Editor's note: Kevin and Dave roamed Bruce Randolph Avenue and talked to most everyone they saw. Every day during Street Week, we're rolling out mini profiles of the everyday heroes they found. Find more here.
It was time for the third prayer of Salat, the daily prayers for Muslims. Muhammad and his wife happened to be driving east down Bruce Randolph Avenue. They stopped at the mosque because it was there.
"As a Muslim, we can pray in any mosque. Doesn't matter. I mean, you don't have to be any kind of a member," Muhammad said in a soft voice. "If it's a mosque, you can stop, pray, and go. And that's very nice, to be able to do it."
Muhammad did not want to have his picture taken or share his last name. But he had no problem sharing his faith -- with a stranger holding a microphone to his face, yes, but with others who he had never laid eyes on, too. He had been driving down Bruce, and mere minutes later, Muhammad was on his knees, shoes off and socks on, praying next to a stranger and a brother.
"This guy I never met him. We met, pray together. 'Salaam, salaam.' That's it, as if I know him for a long time," said Muhammad.
We're at Masjid Taqwa, also known as the Northeast Denver Islamic Center, on the corner of Bruce Randolph and Albion Street. The mosque is catty-corner from a church that will give way to a cache of new townhomes.
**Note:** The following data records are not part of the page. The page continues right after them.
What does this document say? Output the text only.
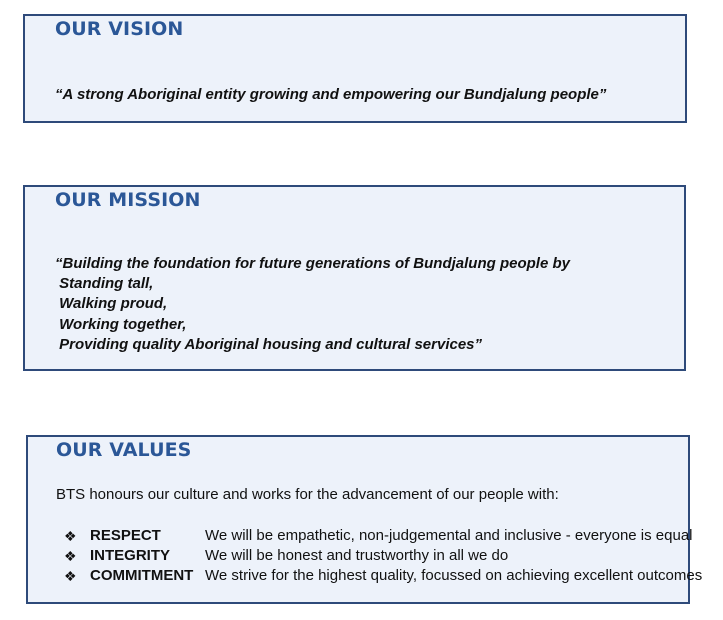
OUR VISION

“A strong Aboriginal entity growing and empowering our Bundjalung people”

OUR MISSION

“Building the foundation for future generations of Bundjalung people by

Standing tall,

Walking proud,

Working together,

Providing quality Aboriginal housing and cultural services”

OUR VALUES

BTS honours our culture and works for the advancement of our people with:

❖ RESPECT	We will be empathetic, non-judgemental and inclusive - everyone is equal
❖ INTEGRITY We will be honest and trustworthy in all we do
❖ COMMITMENT We strive for the highest quality, focussed on achieving excellent outcomes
The development was controversial -- the mosque's patrons and neighbors feared displacement from gentrification, but the local imam worked with homebuilders on a compromise that ended with a commitment to affordable housing.
Muhammad had heard something here or there about the controversy-turned-compromise -- a rarity in Denver development. But he doesn't really keep tabs on that sort of thing, he said. He was there to pray.